Repeated cycles of weight loss and gain may be linked to higher risk for stroke, heart attack, and death in people with pre-existing coronary artery disease according to a study published online in the New England Journal of Medicine.
Led by researchers at NYU Langone Medical Center, the study was the first to measure the effect of “weight cycling” on health outcomes in people with pre-existing heart disease. People with the largest weight changes were found to experience 136 percent more strokes, 117 percent more heart attacks, and 124 percent more deaths than those with the smallest shifts in weight.
Those in the high-fluctuation group had weight changes as large as 3.9 kilograms (or roughly 8.6 pounds), while weight varied by around 0.9 kilograms (just under 2 pounds) in the group with the smallest shifts in weight.
“Our findings suggest that we need to be concerned about weight fluctuation in this group that is already at high risk due to coronary disease,” says lead study author Sripal Bangalore, MD, director of the cardiovascular outcomes group in the Cardiovascular Clinical Research Center at NYU Langone.
“Even though this analysis was not designed to find out the causes of increased risk with body weight fluctuations, we need to examine how we can help Americans keep weight off, rather than having it go up and down,” says Dr. Bangalore, also an associate professor of medicine in the Leon H. Charney Division of Cardiology.
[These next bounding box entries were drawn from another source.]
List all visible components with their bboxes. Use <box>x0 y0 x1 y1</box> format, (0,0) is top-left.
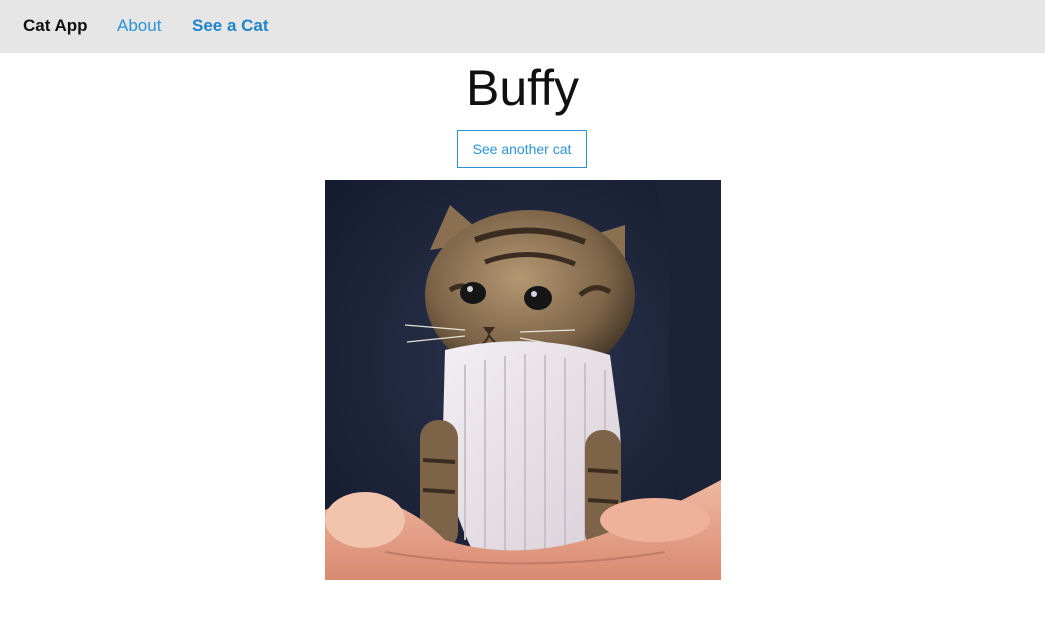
see-another-cat-button[interactable]: See another cat <box>457 130 587 168</box>
navbar: Cat App About See a Cat <box>0 0 1045 53</box>
cat-photo <box>325 180 721 580</box>
nav-link-about[interactable]: About <box>117 16 161 36</box>
nav-link-see-a-cat[interactable]: See a Cat <box>192 16 269 36</box>
brand-link[interactable]: Cat App <box>23 16 88 36</box>
cat-name-title: Buffy <box>465 60 580 116</box>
The research team reviewed data on 9,509 men and women with coronary artery disease who participated in the Treating to New Targets trial, which originally concluded in 2005. Study participants were between the ages of 35 and 75. All had coronary artery disease, high cholesterol levels, and some history of heart problems. Half were being treated with cholesterol-lowering drugs in intensive (versus standard) doses to see if this resulted in fewer deaths. All were monitored for a median of 4.7 years.
The analysis linked shifts in body weight to statistically significant differences in outcomes only in people who were overweight or obese at the beginning of the study, but not for people who started with normal weight. Body weight changes were also strongly linked to an increase in newly diagnosed diabetes, and associations persisted regardless of a person’s average body weight and traditional risk factors for heart disease.
The researchers caution that their re-analysis does not show a cause-and-effect relationship between weight cycling and poor outcomes, but only an association. The authors also recognize that they were unable to tell if people lost weight intentionally, unintentionally, or due to illness, or if any eventual heart problems resulted directly from the weight loss, change in weight, or illness.
Dr. Bangalore hopes that the current findings will lead to further study of weight fluctuation in people with coronary artery disease and to the development of related practice guidelines once all the evidence is in.
In the United States, more than 36 percent of American adults are obese, according to the Centers for Disease Control and Prevention. Additionally, about half of Americans report they are trying to lose weight, and weight cycling is frequent. Obesity is known to increase the risk for high blood pressure, high cholesterol, and diabetes, as well as for coronary artery disease.
Besides Dr. Bangalore, other researchers involved in the study were Rana Fayyad and David DeMicco from Pfizer Inc.; Rachel Laskey from THOR Specialties; Frank Messerli at the University Hospital Bern, Switzerland; and David Waters at San Francisco General Hospital. The original Treating to New Targets trial is registered online as NCT00327691, and was sponsored by Pfizer.